Why Vocabulary Matters
The term “Smart Building” has been in use since at least the 1990s,
coined to reference something “more” than just automation. It emerged
from the “Smart” lexicon — smartphone, smart home, smart grid, smart
cities — invoked when a product is more 4th Industrial Revolution than
1st.
Our industry — automation — was conceived in the 1st Industrial
Revolution legacy. The basic control loop, typified by the mercury
switch thermostat, still lives on as an emblem of the ingenuity of this
early 19th-century paradigm shift. In fact, the senior statesmen of our
industry — Honeywell, Siemens, Johnson, and Schneider — were all born
out of this early era.
But as our industry transitions to a diverse world of autonomous
systems, AI, and distributed IoT — new terminology is required. As
anyone operating in the space of “smarter” systems can attest, the
building automation industry’s lack of a clear lexicon is becoming a
barrier to communication. We spend the first hour of a meeting
establishing what we mean by smart, how smart is smart, navigating
disbelief, educating about new technology, and finally arriving at
common ground.
How can we as an industry provide clarity, chart a path to the future,
and distinguish between technological architectures — while also
communicating on a mutually understood foundation with our customers,
investors, and the public?
I have a proposal.
Autonomous Vehicles Standard
Other industries have faced this before, and we can borrow from their
success. Foreseeing a similar challenge, the Society of Automotive
Engineers (SAE) came together in 2014 to establish a common taxonomy
and terminology for autonomous driving systems. This standard charted
the course from conventional 1st Industrial Revolution vehicle
technology to the future of fully autonomous vehicles — with defined
thresholds for each level of autonomy, from level 0 to level 5. With
clear definitions charting a technological path forward, the autonomous
vehicles market has thrived with technological development,
architectural evolution, customer identity, market investment, and
cultural speculation.
We in the building controls industry don’t have to reinvent the wheel.

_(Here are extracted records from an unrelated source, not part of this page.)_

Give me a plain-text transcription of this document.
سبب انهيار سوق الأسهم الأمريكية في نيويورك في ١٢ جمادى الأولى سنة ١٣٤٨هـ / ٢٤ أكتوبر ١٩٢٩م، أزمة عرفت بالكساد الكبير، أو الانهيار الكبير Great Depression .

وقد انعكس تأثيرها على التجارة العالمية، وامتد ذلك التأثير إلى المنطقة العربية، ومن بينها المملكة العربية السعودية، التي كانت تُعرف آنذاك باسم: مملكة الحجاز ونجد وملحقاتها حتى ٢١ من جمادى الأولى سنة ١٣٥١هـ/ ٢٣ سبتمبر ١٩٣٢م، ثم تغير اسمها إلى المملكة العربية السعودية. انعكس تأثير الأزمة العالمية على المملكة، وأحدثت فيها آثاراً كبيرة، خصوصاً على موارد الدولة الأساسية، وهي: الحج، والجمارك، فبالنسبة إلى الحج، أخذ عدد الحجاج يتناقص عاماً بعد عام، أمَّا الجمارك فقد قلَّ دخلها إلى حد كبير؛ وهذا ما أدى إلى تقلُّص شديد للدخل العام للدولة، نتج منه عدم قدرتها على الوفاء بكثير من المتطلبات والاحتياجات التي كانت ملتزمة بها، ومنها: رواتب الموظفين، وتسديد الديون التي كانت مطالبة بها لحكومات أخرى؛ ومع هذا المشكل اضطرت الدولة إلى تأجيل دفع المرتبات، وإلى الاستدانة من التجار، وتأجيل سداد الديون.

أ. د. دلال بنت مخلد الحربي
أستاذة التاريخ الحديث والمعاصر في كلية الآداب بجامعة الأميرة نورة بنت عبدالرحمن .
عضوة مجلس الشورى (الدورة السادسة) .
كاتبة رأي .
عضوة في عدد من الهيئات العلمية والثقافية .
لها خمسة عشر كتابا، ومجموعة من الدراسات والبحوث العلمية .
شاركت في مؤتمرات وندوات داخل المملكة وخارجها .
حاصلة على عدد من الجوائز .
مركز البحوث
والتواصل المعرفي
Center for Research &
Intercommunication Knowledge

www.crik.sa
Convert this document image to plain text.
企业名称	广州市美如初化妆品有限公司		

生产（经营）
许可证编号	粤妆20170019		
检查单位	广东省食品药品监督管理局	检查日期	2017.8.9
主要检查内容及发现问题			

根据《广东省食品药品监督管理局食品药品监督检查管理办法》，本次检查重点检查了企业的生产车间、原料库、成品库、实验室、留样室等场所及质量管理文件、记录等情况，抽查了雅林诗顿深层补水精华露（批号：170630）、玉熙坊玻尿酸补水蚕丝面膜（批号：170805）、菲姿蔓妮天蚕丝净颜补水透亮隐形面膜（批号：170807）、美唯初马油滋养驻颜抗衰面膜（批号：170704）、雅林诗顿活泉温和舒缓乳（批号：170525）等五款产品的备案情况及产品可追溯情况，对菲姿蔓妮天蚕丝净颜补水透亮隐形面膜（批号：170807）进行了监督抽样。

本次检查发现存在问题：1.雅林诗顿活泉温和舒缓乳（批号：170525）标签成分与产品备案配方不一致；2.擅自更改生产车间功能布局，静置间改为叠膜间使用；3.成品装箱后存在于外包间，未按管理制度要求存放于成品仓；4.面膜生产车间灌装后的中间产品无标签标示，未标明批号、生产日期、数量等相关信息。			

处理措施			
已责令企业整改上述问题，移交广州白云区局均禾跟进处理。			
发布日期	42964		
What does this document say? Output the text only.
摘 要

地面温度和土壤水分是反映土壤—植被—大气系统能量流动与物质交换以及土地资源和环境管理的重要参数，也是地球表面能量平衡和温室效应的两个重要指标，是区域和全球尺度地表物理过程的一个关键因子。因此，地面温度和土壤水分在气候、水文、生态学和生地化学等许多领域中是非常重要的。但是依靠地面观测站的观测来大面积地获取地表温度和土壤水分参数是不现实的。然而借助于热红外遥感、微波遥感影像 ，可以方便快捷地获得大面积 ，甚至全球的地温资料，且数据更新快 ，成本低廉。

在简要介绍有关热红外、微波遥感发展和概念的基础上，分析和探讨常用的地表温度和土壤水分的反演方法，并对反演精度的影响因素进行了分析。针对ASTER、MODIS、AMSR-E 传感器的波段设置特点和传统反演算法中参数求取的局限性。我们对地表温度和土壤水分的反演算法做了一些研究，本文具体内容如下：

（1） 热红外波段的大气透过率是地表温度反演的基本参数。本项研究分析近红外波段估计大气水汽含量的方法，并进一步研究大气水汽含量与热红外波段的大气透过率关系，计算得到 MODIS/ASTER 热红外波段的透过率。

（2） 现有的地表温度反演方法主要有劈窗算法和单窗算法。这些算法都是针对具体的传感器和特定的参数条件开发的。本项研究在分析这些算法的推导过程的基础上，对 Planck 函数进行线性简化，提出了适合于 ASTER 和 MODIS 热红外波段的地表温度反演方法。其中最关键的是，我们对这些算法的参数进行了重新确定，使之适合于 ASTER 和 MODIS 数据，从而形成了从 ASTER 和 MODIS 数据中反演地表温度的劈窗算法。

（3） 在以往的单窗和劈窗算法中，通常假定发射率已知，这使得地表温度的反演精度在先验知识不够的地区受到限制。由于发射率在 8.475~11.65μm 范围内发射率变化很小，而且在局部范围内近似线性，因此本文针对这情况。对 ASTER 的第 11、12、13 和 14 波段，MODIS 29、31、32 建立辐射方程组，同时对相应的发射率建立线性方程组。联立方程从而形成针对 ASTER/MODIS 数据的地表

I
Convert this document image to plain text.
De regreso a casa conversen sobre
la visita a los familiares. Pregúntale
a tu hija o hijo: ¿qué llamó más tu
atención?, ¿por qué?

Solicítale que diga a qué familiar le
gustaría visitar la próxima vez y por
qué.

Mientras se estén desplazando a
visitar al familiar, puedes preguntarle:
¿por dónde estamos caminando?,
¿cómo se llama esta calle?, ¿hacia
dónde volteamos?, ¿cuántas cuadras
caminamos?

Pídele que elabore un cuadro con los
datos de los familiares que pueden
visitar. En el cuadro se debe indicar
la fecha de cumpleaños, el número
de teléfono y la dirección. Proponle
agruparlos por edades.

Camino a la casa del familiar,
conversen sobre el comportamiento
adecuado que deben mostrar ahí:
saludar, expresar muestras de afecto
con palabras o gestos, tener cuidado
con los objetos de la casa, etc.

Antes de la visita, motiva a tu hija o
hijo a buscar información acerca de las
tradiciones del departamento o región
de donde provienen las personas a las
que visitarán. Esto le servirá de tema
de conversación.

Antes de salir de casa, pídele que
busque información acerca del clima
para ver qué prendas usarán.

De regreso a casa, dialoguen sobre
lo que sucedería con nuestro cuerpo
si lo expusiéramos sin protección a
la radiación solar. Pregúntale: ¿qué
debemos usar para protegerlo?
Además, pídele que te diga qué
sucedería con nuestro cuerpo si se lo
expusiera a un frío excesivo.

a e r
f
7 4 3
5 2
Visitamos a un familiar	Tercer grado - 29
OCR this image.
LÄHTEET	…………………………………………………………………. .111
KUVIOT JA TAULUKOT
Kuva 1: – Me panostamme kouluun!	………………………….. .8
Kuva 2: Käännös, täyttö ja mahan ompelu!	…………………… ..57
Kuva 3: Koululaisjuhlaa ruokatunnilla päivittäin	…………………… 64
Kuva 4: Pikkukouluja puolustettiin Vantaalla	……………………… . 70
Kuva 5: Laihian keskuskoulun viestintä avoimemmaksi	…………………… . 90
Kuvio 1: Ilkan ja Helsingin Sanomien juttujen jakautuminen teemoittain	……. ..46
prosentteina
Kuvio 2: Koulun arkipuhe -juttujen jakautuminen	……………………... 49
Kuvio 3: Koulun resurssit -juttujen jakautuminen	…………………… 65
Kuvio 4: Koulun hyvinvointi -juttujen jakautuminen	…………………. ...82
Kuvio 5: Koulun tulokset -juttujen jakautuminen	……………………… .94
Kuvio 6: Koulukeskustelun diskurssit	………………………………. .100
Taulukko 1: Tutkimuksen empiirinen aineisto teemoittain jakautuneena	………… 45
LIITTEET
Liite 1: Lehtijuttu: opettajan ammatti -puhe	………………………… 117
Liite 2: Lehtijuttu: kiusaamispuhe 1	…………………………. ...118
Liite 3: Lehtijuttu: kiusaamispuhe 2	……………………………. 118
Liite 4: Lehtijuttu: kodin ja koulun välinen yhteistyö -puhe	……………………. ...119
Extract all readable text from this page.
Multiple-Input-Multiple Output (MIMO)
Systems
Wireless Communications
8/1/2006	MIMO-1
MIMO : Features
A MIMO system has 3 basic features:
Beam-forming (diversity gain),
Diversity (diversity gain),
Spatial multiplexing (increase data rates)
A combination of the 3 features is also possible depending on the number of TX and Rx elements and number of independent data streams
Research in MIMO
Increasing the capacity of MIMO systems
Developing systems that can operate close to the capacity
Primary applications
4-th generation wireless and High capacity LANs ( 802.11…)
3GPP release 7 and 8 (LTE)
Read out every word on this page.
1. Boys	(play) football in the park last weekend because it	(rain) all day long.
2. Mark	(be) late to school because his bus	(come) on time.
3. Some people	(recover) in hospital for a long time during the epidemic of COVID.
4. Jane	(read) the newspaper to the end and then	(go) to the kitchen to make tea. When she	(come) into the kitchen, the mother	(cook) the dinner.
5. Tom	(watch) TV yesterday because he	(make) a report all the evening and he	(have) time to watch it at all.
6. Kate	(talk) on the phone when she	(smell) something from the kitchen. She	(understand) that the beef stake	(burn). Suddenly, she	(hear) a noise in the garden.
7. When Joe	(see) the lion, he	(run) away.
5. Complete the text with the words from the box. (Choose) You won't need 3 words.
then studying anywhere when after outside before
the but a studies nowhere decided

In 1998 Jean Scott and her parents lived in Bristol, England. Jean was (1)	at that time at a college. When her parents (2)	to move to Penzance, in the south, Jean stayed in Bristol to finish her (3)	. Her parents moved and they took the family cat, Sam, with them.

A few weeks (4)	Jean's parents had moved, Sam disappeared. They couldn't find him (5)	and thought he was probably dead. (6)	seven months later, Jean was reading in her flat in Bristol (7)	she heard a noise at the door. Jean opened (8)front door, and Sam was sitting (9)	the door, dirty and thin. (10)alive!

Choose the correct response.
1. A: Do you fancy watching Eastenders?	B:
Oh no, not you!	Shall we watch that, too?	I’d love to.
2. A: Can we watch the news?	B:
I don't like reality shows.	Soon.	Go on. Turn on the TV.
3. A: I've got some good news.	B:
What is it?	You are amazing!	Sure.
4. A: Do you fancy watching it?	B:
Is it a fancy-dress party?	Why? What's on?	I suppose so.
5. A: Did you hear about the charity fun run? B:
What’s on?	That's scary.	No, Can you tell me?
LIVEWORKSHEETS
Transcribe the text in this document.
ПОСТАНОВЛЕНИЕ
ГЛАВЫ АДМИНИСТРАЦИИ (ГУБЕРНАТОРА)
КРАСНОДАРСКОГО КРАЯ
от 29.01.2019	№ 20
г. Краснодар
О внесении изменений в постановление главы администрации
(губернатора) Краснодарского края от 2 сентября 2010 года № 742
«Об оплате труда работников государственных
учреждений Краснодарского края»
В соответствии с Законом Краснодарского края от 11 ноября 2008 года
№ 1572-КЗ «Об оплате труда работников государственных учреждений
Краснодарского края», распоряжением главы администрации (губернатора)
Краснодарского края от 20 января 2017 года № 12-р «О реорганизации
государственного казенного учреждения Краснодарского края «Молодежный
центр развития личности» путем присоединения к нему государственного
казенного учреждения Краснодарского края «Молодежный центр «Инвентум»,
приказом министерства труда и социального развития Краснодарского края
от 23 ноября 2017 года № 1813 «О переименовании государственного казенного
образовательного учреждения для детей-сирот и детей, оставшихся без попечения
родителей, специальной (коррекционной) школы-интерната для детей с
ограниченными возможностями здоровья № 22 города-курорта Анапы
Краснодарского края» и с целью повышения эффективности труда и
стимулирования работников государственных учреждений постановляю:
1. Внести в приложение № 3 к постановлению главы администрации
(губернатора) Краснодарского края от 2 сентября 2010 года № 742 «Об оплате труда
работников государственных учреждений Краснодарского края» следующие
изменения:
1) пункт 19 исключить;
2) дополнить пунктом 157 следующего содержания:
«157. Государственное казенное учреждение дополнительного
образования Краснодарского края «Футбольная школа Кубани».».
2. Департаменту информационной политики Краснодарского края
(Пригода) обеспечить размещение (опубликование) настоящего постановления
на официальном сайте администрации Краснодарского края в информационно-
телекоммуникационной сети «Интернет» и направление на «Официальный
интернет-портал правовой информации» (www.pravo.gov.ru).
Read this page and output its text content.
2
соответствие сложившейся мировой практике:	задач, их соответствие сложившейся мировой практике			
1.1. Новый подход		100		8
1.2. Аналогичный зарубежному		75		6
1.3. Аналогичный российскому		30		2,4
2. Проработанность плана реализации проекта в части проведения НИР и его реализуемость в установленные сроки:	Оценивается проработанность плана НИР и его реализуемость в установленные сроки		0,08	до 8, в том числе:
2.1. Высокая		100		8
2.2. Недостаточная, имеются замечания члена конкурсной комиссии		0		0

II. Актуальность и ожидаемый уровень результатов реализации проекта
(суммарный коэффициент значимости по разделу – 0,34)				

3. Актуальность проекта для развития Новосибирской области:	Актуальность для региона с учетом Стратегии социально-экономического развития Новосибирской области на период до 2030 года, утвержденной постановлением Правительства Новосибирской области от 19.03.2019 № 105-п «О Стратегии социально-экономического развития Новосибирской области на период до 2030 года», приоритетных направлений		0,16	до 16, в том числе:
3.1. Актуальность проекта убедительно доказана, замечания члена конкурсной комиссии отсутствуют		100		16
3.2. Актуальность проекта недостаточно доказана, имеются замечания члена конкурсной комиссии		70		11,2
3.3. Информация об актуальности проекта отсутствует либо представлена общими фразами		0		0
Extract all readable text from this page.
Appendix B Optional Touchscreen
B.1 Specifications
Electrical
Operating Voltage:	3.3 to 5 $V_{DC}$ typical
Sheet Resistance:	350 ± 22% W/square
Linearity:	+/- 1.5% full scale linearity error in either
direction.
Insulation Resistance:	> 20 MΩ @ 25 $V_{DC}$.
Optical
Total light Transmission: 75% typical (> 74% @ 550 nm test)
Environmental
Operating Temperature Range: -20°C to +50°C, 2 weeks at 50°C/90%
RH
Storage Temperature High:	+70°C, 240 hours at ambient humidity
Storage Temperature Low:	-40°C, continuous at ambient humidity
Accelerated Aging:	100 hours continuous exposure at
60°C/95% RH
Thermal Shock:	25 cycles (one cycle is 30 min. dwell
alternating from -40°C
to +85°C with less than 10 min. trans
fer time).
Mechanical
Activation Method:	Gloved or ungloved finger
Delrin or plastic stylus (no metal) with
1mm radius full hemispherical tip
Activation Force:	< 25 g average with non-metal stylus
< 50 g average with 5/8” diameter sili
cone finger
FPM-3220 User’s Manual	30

In fact, the future of autonomous buildings looks more similar to
autonomous vehicles than different, and much of their existing taxonomy
applies to the building industry.
Autonomous Buildings
What are autonomous buildings? Just like autonomous vehicles are the
pinnacle in the automated vehicle standard taxonomy, fully autonomous
buildings are the end-point of the “smart building” revolution. Like
autonomous vehicles, these next-generation buildings “navigate” in
real-time. Only instead of navigating a single car in a 2D spatial map,
autonomous buildings navigate a whole “fleet” of sub-systems
simultaneously in a multi-dimensional temporal map.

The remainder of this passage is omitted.